Lesson Four considered the nature of CHAPTER FOUR of Shelley's FRANKENSTEIN. The class were asked to examine a key passage within this chapter and discuss the significance of key moments. Significant discussion was generated when discussing the following quotes from Victor's narrative:
- supernatural enthusiasm...
- Remember, I am not recording the vision of a madman
- After days and nights of incredible labour and fatigue....I became myself capable of bestowing animation upon lifeless matter
- I see by your eagerness...that you expect to be informed of the secret with which I am acquainted; that cannot be....I will not lead you on, unguarded and ardent....to your destruction and infallible misery
- feelings...bore me onwards like a hurricane
- life and death appeared to me ideal bounds, which I should first break through and pour a torrent of light into our dark world. A new species would bless me as its creator...No father could claim the gratitude of his child so completely as I should deserve theirs...
- My cheek had grown pale with study..my person had become emaciated with confinement
- I pursued nature to her hiding places
- My limbs now tremble and my eyes swim with the remembrance; but then a resistless and frantic impulse urged me forward; I seemed to have lost all soul and sensation but for this one pursuit...a passing trance
- I collected bones from charnel houses; and disturbed, with profane fingers, the tremendous secrets of the human frame
- In a solitary chamber, or rather cell, at the top of the house, and separated from all the other apartments by a gallery and staircase, I kept my workshop of filthy creation: my eye-balls were starting from their sockets in attending to the details of my employment. The dissecting room and the slaughterhouse furnished many of my materials; and often did my human nature turn with loathing from my occupation.

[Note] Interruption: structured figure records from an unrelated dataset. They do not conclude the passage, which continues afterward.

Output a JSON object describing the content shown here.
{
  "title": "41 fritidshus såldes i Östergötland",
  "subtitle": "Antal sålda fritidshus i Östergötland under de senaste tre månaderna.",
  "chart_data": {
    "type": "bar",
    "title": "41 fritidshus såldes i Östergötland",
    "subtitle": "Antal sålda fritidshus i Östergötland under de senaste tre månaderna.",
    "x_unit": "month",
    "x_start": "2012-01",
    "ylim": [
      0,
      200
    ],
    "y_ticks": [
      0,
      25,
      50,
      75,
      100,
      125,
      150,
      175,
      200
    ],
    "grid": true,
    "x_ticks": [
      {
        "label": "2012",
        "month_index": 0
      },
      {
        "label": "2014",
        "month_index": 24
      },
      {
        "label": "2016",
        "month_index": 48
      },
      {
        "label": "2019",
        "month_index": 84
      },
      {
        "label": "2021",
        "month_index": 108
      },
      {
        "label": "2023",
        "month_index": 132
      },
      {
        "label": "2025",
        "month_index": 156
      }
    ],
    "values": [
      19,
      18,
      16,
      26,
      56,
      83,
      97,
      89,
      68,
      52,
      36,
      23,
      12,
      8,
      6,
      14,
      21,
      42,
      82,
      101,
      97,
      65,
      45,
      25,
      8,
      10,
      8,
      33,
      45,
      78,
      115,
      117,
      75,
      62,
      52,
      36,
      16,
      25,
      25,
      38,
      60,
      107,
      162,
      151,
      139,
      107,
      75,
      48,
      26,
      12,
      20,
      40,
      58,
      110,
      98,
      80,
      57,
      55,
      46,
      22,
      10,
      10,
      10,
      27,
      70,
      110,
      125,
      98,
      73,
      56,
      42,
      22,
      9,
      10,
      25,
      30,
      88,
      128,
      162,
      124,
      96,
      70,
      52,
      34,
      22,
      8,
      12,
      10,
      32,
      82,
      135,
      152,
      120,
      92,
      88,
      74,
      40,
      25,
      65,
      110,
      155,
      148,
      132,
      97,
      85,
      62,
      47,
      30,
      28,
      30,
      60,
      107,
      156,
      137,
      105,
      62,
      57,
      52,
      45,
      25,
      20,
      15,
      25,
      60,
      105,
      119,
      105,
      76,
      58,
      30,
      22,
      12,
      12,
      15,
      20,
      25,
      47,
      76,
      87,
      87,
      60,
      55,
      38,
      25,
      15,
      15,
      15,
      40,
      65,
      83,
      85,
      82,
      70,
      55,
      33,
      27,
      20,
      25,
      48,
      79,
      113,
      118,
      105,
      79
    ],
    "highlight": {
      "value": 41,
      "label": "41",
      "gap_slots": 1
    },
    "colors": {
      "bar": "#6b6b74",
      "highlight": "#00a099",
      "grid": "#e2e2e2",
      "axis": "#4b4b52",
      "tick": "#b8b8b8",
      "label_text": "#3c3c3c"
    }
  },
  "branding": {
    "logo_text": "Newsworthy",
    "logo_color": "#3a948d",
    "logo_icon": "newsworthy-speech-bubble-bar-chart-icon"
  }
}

- A human being in perfection ought always to preserve a calm and peaceful mind, and never allow passion or a transitory desire to disturb his tranquility.
- Winter , spring, and summer passed away during my labours; but I did not watch the blossom or the expanding leaves- sights which before always yielded me supreme delight- so deeply was I engrossed in my occupation
- I appeared rather like one doomed by slavery to toil in the mines, or any other unwholesome trade....Every night I was oppressed by a slow fever, and I became nervous to a painful degree; the fall of a leaf startled me, and I shunned my fellow creatures as if I had been guilty of a crime
Lesson Five continued the discussion and considered Shelley's aim when presenting this key chapter. Students were encouraged to consider the key quotes in the context of the alternative title: THE MODERN PROMETHEUS.
HOMEWORK: Consider potential content for the essay:
WHAT IS SHELLEY'S AIM IN CHAPTER FOUR?